The Story
Why it exists.
The beginning
Coquillete runs a contest, open calls for emerging talent to submit fragrance concepts. One winning entry came from Luigi Marigliano, a young perfumer with a point of view. His concept: a scent about the long game. The ones who start from the bottom, fight for something real, and arrive at something worth having. The house named it Underdog, and that name is the whole brief. It's not about elegance or luxury or heritage. It's about the person who wasn't supposed to make it, and did anyway. The fragrance opens with bright, assertive energy, citrus and green notes that feel determined, almost restless. There's a rawness to the top that sets expectations differently.
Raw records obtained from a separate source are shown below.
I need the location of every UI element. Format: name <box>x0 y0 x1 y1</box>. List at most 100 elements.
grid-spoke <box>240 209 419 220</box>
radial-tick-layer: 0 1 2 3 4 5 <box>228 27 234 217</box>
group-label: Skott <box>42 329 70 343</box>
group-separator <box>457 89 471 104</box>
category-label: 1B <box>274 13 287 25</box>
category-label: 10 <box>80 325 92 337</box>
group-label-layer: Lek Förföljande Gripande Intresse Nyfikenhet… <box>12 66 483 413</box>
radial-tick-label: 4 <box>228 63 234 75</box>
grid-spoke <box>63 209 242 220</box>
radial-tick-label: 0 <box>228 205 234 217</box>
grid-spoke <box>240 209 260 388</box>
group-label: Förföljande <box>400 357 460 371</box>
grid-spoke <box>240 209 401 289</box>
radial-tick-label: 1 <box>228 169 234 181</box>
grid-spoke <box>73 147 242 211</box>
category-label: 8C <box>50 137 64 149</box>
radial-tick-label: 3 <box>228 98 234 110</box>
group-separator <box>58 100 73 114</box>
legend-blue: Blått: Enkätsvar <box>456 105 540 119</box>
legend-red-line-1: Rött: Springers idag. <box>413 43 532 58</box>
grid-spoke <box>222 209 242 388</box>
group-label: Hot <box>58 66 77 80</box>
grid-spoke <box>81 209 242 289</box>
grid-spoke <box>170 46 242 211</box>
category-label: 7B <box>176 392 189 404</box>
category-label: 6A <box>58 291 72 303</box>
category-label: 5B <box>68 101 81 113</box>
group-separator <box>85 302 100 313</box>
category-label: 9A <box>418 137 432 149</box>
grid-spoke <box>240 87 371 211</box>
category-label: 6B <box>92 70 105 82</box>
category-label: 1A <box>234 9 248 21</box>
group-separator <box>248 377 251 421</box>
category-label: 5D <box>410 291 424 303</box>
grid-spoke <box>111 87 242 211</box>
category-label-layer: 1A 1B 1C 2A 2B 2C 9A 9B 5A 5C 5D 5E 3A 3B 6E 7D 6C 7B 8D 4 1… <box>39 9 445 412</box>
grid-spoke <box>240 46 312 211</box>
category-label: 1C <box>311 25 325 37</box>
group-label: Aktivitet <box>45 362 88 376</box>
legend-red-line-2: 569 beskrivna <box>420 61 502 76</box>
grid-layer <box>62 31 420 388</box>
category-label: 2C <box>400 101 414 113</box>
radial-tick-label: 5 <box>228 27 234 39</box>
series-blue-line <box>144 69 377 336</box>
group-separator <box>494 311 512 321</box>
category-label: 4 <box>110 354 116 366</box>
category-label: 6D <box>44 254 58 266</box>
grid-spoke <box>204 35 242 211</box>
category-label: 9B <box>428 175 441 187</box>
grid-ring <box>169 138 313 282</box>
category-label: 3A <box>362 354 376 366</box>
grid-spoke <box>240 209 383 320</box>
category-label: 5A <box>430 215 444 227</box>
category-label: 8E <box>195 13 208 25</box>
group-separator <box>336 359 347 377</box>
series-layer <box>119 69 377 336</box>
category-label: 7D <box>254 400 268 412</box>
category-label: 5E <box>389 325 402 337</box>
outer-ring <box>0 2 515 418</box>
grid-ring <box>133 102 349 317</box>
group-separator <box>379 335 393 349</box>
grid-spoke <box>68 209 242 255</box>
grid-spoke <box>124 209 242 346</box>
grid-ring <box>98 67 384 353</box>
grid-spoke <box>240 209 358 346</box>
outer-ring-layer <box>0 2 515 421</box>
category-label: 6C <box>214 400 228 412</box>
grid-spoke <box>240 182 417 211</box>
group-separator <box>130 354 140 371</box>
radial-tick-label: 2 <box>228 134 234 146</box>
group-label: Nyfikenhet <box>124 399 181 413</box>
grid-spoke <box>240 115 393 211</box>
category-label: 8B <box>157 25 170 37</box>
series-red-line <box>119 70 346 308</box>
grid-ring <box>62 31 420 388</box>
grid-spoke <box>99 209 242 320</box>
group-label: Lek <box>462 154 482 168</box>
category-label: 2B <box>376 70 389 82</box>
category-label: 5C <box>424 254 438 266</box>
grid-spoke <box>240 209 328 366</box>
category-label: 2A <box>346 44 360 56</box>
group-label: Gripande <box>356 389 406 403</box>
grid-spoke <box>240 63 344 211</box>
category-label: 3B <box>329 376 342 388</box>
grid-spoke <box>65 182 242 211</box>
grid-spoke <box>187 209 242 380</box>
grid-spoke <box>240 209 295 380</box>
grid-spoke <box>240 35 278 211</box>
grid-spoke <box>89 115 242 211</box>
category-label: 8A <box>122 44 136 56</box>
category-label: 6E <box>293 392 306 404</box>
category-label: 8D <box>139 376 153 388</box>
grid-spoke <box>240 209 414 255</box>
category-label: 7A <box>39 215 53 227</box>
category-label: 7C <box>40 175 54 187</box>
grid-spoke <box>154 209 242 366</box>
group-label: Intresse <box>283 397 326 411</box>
The structure mirrors the name. An opening built from citrus and white wine, that fermented, slightly tart quality that reads more like a natural wine than a perfume. Grapefruit adds bite, bergamot adds lift, and the wine note itself is unusual enough to give people pause. But the heart is where it earns its keep: Turkish rose grounded by frankincense and benzoin, warmed with ylang-ylang and tonka bean. Not a delicate floral, a resinous, slightly spiced heart that moves toward complexity rather than prettiness. The base is where the story finishes: oud, cedarwood, vetiver, tobacco, and a touch of ambergris. Smoky, woody, animalic without being aggressive. This is the part you wait for, and it's worth the wait.
The evolution
The opening announces itself with grapefruit's citrus bite and a wine note that arrives unexpectedly, sour, fermented, like natural wine in a glass. The bergamot softens it slightly, but that vine quality arrives unexpectedly, bringing a tart, alive quality to the first act. Some people reach for their wrists here. It's fine. Keep waiting. Around the 30-minute mark, the florals arrive, Turkish rose and ylang-ylang, but not the powdery kind. These are grounded by frankincense and benzoin, warm and resinous, moving the scent toward something spiced rather than sweet. The transition isn't dramatic. It's like watching someone stop performing and start being themselves. By hour two, the drydown takes over. Akigalawood, cedarwood, vetiver, smoky woods that smell like the end of a long day. A whisper of tobacco. Ambergris that adds salt and animal warmth without being dirty.
Cultural impact
Underdog arrives as a counterpoint to much of what niche perfumery has offered recently. The white wine opening is genuinely unusual, the kind of choice that alienates as many people as it attracts. But for those who understand it, the appeal is immediate and lasting. The initial burst of sourness gives way to something warmer, and the journey between those two points feels earned rather than constructed. There's an authenticity to the way this fragrance moves from first spray to final drydown that mirrors its name.